Infilo il binocolo nel marsupio, scendo dal sedile e proseguo zoppicando per una stradina fangosa fiancheggiata da pile di televisori, scocche di computer, monitor sfondati e schede annerite. Mi immergo in una nube di cenere punteggiata di verdi e ambra – le schegge acuminate dei circuiti stampati.

La cortina di fumo non proviene da un unico incendio, ma da tante colonne di vapore che si alzano dalla cintura dei fuochi.

Decine e decine di figure si muovono e si agitano nella foschia acre.

C’è chi raschia materiali, chi setaccia pattume e chi attizza le fiamme; di solito è Rasha il fuochista oppure Norbert al posto suo. Gli altri della squadra, Duggan e Pongo raccattano e portano via a braccia grovigli di cavi multicolori: siamo noi i facchini di Colle Vasto.

Mi copro il naso con la maglietta e mi avvicino a Rasha, un bambino poco più in carne di me, a cui piace giocare con il fuoco. Ogni giorno indossa un turbante diverso con cui si protegge i polmoni. Ho smesso di portare la mascherina l’anno scorso.

È stato lui a dare fuoco alla scuola. Per sbaglio, ci tiene a sottolineare Rasha. Ora bada ai falò con maggior giudizio.

Con aria assorta, ipnotizzato dalle lingue di calore, dà un colpo col bastone ai due fuochi che sta attizzando insieme, poi si china e sparisce nel vortice di fuliggine. Quando ne riemerge, dallo pneumatico che usa come combustibile estrae un rotolo di filo di rame e lo bagna in una pozzanghera: il risultato è la sua paga giornaliera.

Nell’aria c’è puzza di una miscela di sostanze che ci pioveranno in testa, magari non a noi, ma a quelli a nord di Cali Nova. Se solo il Tuwim alitasse in quella direzione…

Ora Rasha può consegnare il metallo di recupero al caposquadra che lo porterà alla ricicleria. Se gli va bene, ci tira fuori un K. Gli poggio la mano buona sulla spalla e lui ricambia. Nel nostro mestiere è meglio non aprire bocca per salutarsi.

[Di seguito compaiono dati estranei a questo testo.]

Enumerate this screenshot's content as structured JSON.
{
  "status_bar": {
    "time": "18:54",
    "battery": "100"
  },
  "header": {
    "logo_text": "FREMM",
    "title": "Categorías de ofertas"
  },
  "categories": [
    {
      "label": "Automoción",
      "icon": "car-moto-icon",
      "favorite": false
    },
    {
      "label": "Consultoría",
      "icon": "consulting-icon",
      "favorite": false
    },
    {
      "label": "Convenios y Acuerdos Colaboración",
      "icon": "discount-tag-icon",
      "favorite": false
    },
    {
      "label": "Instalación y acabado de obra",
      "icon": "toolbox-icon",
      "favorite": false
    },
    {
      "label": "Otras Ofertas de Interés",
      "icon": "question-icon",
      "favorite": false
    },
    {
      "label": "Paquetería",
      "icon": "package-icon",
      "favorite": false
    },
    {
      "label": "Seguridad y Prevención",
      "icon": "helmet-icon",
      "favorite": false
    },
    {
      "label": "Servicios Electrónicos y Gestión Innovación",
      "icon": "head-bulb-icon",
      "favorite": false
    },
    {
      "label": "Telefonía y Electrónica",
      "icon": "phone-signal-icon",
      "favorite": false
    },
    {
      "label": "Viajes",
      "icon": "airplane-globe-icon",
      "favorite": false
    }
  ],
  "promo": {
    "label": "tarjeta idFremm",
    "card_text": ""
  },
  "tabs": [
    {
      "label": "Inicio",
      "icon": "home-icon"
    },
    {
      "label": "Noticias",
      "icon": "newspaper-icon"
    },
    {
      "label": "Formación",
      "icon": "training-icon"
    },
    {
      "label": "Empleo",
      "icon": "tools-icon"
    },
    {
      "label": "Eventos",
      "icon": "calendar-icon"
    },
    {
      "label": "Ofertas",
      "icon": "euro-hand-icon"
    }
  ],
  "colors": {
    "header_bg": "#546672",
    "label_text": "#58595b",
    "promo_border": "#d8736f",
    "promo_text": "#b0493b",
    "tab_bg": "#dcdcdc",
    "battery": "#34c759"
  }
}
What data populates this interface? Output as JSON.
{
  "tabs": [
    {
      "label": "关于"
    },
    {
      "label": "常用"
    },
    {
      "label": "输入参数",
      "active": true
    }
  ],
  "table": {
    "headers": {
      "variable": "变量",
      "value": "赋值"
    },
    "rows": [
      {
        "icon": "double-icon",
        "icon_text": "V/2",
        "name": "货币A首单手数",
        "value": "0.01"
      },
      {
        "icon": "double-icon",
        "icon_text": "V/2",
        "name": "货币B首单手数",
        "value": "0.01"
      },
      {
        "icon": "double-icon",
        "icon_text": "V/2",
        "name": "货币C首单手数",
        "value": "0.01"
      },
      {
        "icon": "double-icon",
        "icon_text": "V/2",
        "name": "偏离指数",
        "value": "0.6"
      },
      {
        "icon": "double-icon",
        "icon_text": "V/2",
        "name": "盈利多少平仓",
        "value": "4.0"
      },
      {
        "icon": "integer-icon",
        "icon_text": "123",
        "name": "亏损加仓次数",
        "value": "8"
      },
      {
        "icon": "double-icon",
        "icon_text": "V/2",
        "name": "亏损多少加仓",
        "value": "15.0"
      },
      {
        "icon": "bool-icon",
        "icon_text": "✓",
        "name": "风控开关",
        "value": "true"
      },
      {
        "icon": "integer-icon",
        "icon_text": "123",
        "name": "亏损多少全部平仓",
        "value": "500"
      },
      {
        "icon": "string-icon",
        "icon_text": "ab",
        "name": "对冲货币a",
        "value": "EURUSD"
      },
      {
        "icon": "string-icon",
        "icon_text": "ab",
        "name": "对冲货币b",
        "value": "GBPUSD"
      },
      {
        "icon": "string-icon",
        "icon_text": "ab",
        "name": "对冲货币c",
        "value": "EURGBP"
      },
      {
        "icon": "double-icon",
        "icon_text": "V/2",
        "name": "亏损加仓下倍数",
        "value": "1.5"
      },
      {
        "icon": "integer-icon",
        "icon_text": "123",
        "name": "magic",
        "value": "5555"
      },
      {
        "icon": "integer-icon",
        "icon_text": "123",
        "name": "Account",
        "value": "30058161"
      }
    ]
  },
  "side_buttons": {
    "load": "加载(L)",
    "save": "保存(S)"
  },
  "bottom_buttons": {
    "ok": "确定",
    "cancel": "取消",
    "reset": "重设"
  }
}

Non provo neppure a riscuotere la paga e imbocco il pendio scosceso in direzione dell’uscita, sul lato del fiume Akeren.

Forse mio fratello avrà un lavoretto per me, più tardi.

Charlie ha fatto questo mestiere prima di me e mi ha raccontato che gli abitanti della megalopoli, finché è stato possibile, hanno preferito mantenere i rifiuti “lontano dagli occhi, lontano dal cuore”.

Oggi è diverso. Oggi ognuno ha la palta che si merita.

La municipalità ha vietato la spedizione e la vendita di immondizia altrove, per cui ognuno deve arrangiarsi come può oppure viverci nel mezzo. Per questo sono nate le UPU — Unità Pulenti Urbane — cassoni automatizzati col compito di promuovere il riconsumo.